The solution lies in creating a custom workaround that bypasses the limitations of the main HTTP stream. When the backend receives an elicitation request from the MCP server, it doesn’t just wait; it forwards the request data through a secondary channel to a generative UI component on the frontend. This component then renders the appropriate interface, such as “Accept” and “Decline” buttons. When the user interacts with this UI, it triggers a completely separate and independent request to a dedicated backend endpoint specifically designed to handle elicitation responses. This endpoint uses a shared, in-memory store, such as a Map that holds references to all active elicitation Promises. Using a unique identifier, the endpoint retrieves the correct waiting Promise and resolves it with the user’s provided action and data. This resolution allows the original MCP execution thread, which has been patiently waiting, to resume its operation seamlessly. For more complex, distributed applications running in edge environments or across multiple servers, this in-memory store would need to be replaced by a more robust external coordination layer, such as Redis with a pub/sub model or a dedicated WebSocket server, but the core principle of out-of-band communication remains the same.

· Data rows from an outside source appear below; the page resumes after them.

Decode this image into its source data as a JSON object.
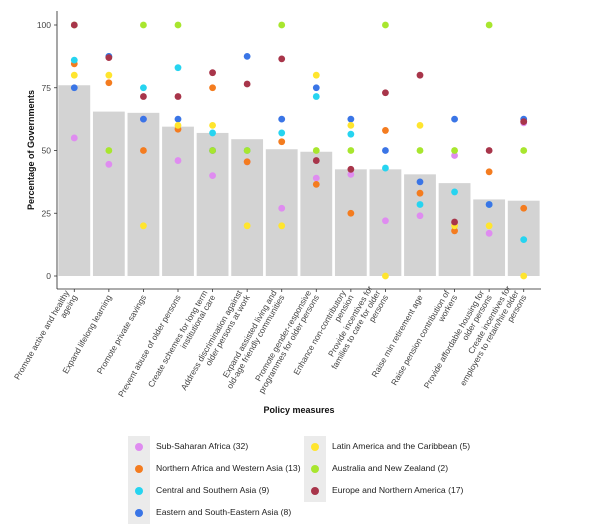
{
  "chart_data": {
    "type": "bar",
    "ylabel": "Percentage of Governments",
    "xlabel": "Policy measures",
    "ylim": [
      0,
      105
    ],
    "yticks": [
      0,
      25,
      50,
      75,
      100
    ],
    "grid": false,
    "legend_position": "bottom",
    "categories": [
      "Promote active and healthy ageing",
      "Expand lifelong learning",
      "Promote private savings",
      "Prevent abuse of older persons",
      "Create schemes for long term institutional care",
      "Address discrimination against older persons at work",
      "Expand assisted living and old-age friendly communities",
      "Promote gender-responsive programmes for older persons",
      "Enhance non-contributory pension",
      "Provide incentives for families to care for older persons",
      "Raise min retirement age",
      "Raise pension contribution of workers",
      "Provide affordable housing for older persons",
      "Create incentives for employers to retain/hire older persons"
    ],
    "bar_values": [
      76,
      65.5,
      65,
      59.5,
      57,
      54.5,
      50.5,
      49.5,
      42.5,
      42.5,
      40.5,
      37,
      30.5,
      30
    ],
    "bar_color": "#d3d3d3",
    "series": [
      {
        "name": "Sub-Saharan Africa (32)",
        "color": "#df8cf0",
        "values": [
          55,
          44.5,
          62.5,
          46,
          40,
          45.5,
          27,
          39,
          40.5,
          22,
          24,
          48,
          17,
          61
        ]
      },
      {
        "name": "Northern Africa and Western Asia (13)",
        "color": "#f47c1f",
        "values": [
          84.5,
          77,
          50,
          58.5,
          75,
          45.5,
          53.5,
          36.5,
          25,
          58,
          33,
          18,
          41.5,
          27
        ]
      },
      {
        "name": "Central and Southern Asia (9)",
        "color": "#26d4f0",
        "values": [
          86,
          87.5,
          75,
          83,
          57,
          50,
          57,
          71.5,
          56.5,
          43,
          28.5,
          33.5,
          28.5,
          14.5
        ]
      },
      {
        "name": "Eastern and South-Eastern Asia (8)",
        "color": "#3a75e6",
        "values": [
          75,
          87.5,
          62.5,
          62.5,
          50,
          87.5,
          62.5,
          75,
          62.5,
          50,
          37.5,
          62.5,
          28.5,
          62.5
        ]
      },
      {
        "name": "Latin America and the Caribbean (5)",
        "color": "#ffe52e",
        "values": [
          80,
          80,
          20,
          60,
          60,
          20,
          20,
          80,
          60,
          0,
          60,
          20,
          20,
          0
        ]
      },
      {
        "name": "Australia and New Zealand (2)",
        "color": "#a8e62e",
        "values": [
          100,
          50,
          100,
          100,
          50,
          50,
          100,
          50,
          50,
          100,
          50,
          50,
          100,
          50
        ]
      },
      {
        "name": "Europe and Northern America (17)",
        "color": "#a8354a",
        "values": [
          100,
          87,
          71.5,
          71.5,
          81,
          76.5,
          86.5,
          46,
          42.5,
          73,
          80,
          21.5,
          50,
          61.5
        ]
      }
    ]
  }
}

5. A New Paradigm for Agent Interaction
Elicitation fundamentally altered the LLM agent architecture by providing a standardized method for incorporating genuine user interaction directly into the operational flow without disrupting context. By enabling MCP servers to not just respond but to actively query for information, a significant limitation was overcome. This shift from a passive data provider to an active participant in the conversation represented a major step forward in creating more capable and intuitive AI agents. The practical implementation demonstrated that even with limitations in current frontend tooling and protocols, robust solutions were achievable. The successful creation of a confirmation prompt for a shell command, which respected user input to either proceed or halt, validated the entire concept. The development process highlighted the need for careful state management and out-of-band communication channels to bridge the gap between a waiting backend process and an interactive frontend.
The resulting application served as a proof-of-concept for a new class of dynamic, user-aware agent workflows that were previously difficult to build. While broad framework support was still in its early stages, the path forward was made clear. The introduction of Elicitation simplified the development of rich, interactive agent experiences, setting a new standard for human-AI collaboration. This capability moved agent-based systems beyond simple automation and into the realm of true partnership, where the AI can intelligently defer to human judgment when faced with ambiguity or high-stakes decisions. The groundwork was laid for building far more sophisticated, reliable, and user-friendly applications where the human is always in the loop.